To build and run locally, follow these steps:

  1. Clone the repository (if not already done):
    git clone https://github.com/mmeinhar/SoftwareEnergyEfficiency-MCP-Server.git
    cd SoftwareEnergyEfficiency-MCP-Server
    
  2. Copy the '.env.example' file to '.env'. Customize the environment variables in it to fit your requirements. These will be the default settings for the server:
    cp .env.example .env
    
  3. If you have set FASTMCP_SERVER_AUTH = STATIC_JWT for the Staging environment's authentication setup, you can create a public key for testing.
    docker run --rm agile7-software-energy-efficiency-mcp-server python src/tools/generate_mcp_server_test_token.py
    
    Assign the generated public key to the FASTMCP_SERVER_AUTH_JWT_PUBLIC_KEY environment variable in the '.env' file or as its assigned argument when running the container:
  4. Change the permissions of the '.env' file to ensure it is only readable and writable by the owner:
    chmod 600 .env
    
  5. Build the Docker image:
    docker build -t agile7-software-energy-efficiency-mcp-server .
    
  6. Check that the Docker image has been created successfully:
    docker images
    
  7. If you want to use Qdrant instead of the efficiency-data.json file to store the energy optimization data, migrate it from the JSON file to Qdrant by running the data migration script:
       docker run --rm agile7-software-energy-efficiency-mcp-server python src/tools/migrate_data_from_json_to_db.py
    
  8. Run the Docker container:
    docker run -it -p 8000:8000 agile7-software-energy-efficiency-mcp-server
    
    To run the Docker container in Debug mode, you can use the following command:
    docker run -it -e MCP_SERVER_LOG_LEVEL=DEBUG -p 8000:8000 agile7-software-energy-efficiency-mcp-server
    

Integration with GitHub Copilot

Configure GitHub Copilot to use this MCP server as a custom provider. When a Copilot user selects some code in their IDE and prompts CoPilot to optimize the code to be energy efficient, Copilot will associate the prompt to the MCP server's 'optimize_energy_efficiency' tool and send the selected code as strings to its input arguments. The tool then returns suggestions from its energy optimization database which the LLM used to apply to apply changes or generate new code, depending on the context which Copilot utilizes. When the MCP server's tool is invoked by Copilot, Copilot will ask the user to authorize the tool's use before applying the prompt's result.

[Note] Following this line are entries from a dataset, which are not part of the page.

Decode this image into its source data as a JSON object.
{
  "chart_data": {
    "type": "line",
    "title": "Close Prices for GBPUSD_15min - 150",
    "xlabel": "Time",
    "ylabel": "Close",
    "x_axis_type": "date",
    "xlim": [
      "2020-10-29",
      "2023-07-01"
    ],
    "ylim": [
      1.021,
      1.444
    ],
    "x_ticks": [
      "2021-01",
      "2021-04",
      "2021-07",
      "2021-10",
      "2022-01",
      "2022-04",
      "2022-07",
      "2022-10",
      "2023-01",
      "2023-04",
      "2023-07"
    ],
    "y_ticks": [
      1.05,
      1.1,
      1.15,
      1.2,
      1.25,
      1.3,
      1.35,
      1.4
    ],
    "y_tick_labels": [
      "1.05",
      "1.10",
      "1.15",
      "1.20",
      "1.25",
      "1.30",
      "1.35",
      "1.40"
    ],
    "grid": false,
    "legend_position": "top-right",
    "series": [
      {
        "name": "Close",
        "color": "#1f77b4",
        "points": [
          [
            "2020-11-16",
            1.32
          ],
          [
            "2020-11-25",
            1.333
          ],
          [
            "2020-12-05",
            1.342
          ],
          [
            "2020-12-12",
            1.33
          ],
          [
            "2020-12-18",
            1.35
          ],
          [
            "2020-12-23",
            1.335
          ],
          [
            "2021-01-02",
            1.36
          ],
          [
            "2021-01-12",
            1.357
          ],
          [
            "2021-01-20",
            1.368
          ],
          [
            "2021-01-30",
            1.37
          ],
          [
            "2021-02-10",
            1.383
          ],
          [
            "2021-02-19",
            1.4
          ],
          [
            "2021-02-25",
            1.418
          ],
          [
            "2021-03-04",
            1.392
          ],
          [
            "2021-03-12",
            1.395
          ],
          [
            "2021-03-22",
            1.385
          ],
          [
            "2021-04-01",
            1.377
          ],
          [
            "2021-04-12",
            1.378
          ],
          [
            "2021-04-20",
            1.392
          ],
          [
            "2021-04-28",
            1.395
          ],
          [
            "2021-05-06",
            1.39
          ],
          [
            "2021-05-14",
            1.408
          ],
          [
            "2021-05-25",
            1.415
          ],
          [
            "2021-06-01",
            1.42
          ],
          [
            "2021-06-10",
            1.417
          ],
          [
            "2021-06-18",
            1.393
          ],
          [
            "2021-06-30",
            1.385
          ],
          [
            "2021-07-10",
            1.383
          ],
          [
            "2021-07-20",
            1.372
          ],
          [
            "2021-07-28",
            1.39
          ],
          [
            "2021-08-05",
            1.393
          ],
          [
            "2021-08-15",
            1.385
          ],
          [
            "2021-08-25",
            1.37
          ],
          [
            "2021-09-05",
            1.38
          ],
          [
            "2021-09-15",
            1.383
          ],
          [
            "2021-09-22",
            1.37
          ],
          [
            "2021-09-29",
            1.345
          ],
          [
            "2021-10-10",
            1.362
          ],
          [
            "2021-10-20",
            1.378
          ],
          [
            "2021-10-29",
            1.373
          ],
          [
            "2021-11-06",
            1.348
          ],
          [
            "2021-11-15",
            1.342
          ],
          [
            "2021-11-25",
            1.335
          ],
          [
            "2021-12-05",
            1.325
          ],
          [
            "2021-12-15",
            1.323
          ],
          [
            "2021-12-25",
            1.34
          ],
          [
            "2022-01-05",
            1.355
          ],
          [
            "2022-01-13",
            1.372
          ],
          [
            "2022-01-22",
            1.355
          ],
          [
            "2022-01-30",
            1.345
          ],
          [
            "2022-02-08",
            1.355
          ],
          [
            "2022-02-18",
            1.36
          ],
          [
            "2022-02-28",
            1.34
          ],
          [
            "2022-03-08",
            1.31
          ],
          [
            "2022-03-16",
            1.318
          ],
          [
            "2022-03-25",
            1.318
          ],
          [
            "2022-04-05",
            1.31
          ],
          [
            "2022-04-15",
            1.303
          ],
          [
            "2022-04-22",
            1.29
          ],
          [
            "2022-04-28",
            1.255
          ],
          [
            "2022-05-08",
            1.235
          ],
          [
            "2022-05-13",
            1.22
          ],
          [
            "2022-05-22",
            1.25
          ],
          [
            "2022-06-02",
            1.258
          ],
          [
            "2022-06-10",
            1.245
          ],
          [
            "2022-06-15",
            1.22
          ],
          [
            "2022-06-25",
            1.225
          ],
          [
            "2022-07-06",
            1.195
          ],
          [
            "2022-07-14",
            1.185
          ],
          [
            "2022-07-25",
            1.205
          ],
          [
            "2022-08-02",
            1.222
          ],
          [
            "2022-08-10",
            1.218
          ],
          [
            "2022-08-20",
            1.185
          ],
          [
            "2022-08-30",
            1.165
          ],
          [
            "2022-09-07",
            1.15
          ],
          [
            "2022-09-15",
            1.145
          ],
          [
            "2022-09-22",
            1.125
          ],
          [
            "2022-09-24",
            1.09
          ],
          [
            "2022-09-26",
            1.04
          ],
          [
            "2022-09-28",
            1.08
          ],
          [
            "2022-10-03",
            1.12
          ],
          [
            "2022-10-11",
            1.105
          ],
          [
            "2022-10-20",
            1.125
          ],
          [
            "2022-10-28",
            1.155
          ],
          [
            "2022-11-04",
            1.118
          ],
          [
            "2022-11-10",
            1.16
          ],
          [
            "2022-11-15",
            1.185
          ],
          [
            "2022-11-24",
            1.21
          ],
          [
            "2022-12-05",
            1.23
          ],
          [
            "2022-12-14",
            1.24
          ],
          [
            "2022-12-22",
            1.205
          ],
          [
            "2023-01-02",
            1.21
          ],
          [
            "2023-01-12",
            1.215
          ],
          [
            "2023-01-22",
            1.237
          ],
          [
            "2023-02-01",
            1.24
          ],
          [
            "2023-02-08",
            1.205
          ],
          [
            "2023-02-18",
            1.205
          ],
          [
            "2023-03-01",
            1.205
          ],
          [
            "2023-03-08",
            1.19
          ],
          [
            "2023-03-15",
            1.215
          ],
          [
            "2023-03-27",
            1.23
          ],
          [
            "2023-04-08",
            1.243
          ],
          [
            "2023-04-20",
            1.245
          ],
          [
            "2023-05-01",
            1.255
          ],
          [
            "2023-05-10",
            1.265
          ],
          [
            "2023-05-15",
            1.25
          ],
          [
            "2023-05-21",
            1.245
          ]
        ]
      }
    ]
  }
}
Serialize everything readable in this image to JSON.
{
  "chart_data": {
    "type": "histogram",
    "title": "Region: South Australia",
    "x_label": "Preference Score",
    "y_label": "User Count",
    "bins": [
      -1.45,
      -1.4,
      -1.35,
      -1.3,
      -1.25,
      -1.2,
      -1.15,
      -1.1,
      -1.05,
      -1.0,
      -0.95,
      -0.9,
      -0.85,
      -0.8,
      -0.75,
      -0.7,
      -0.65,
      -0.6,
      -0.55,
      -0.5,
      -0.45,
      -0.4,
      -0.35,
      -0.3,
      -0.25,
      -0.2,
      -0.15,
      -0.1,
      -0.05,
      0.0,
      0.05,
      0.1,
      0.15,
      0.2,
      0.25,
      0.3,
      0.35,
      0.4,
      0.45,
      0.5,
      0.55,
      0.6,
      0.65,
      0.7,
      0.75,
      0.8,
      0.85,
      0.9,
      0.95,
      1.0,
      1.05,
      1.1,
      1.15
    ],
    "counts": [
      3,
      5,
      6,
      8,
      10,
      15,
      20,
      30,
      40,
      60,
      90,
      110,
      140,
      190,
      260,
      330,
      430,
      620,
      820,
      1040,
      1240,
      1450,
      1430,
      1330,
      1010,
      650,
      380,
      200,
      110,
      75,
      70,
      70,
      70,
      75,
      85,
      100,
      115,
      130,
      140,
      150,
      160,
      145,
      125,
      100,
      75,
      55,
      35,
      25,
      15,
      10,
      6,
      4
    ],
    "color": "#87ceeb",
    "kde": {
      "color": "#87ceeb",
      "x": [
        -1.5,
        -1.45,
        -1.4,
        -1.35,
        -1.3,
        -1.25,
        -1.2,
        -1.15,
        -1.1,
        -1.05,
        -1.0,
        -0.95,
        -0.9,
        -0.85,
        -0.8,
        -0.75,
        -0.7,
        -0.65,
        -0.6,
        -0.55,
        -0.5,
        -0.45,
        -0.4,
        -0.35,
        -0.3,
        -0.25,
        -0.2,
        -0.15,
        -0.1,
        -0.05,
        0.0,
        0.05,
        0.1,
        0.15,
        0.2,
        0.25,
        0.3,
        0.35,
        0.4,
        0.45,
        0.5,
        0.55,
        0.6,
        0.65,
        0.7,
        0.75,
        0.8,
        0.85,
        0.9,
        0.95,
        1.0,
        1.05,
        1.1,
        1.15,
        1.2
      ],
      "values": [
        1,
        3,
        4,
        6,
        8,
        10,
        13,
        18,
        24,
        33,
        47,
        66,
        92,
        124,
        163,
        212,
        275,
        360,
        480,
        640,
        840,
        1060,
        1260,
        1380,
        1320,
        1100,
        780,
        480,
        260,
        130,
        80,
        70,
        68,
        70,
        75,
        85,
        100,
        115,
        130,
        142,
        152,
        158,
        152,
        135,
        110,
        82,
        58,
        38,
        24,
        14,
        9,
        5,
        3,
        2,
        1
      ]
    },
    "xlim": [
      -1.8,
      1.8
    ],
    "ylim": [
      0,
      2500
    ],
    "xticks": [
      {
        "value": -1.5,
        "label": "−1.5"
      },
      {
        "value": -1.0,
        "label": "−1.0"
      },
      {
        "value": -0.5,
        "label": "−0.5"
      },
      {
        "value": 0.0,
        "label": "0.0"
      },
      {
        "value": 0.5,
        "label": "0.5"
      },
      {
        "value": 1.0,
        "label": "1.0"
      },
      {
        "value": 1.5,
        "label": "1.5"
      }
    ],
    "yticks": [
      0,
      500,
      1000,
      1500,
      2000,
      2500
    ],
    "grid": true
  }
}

Prompts to Ensure Copilot Uses the MCP Server

If a prompt is not created properly, the MCP server's tool may not be invoked by Copilot and will instead use the LLM to answer the prompt which may result in incomplete or innaccurate energy optimization results. To force a call to the optimize_energy_efficiency tool from GitHub Copilot, select some code in the IDE and then open the Copilot inline chat and enter "#optimize_energy_efficiency: analyze this Java code".

Dataset

The dataset is in data/efficiency_data.json. Add more observations as needed. Any language can be added, but it currently contains only Java data. Format:

[
  {"lang": "java", "component": "Variables", lang_keywords": "keyword1, keyword2", "observation": "..."}
]

Acknowledgments

This project's Java dataset in the efficiency-data.json file uses some data from the following academic research papers and industry publications:

License

This project is licensed under the MIT License. See the file for details. The efficiency-data.json file contains some data derived from third-party research papers, which may be subject to separate licensing terms. See the Acknowledgments section for details.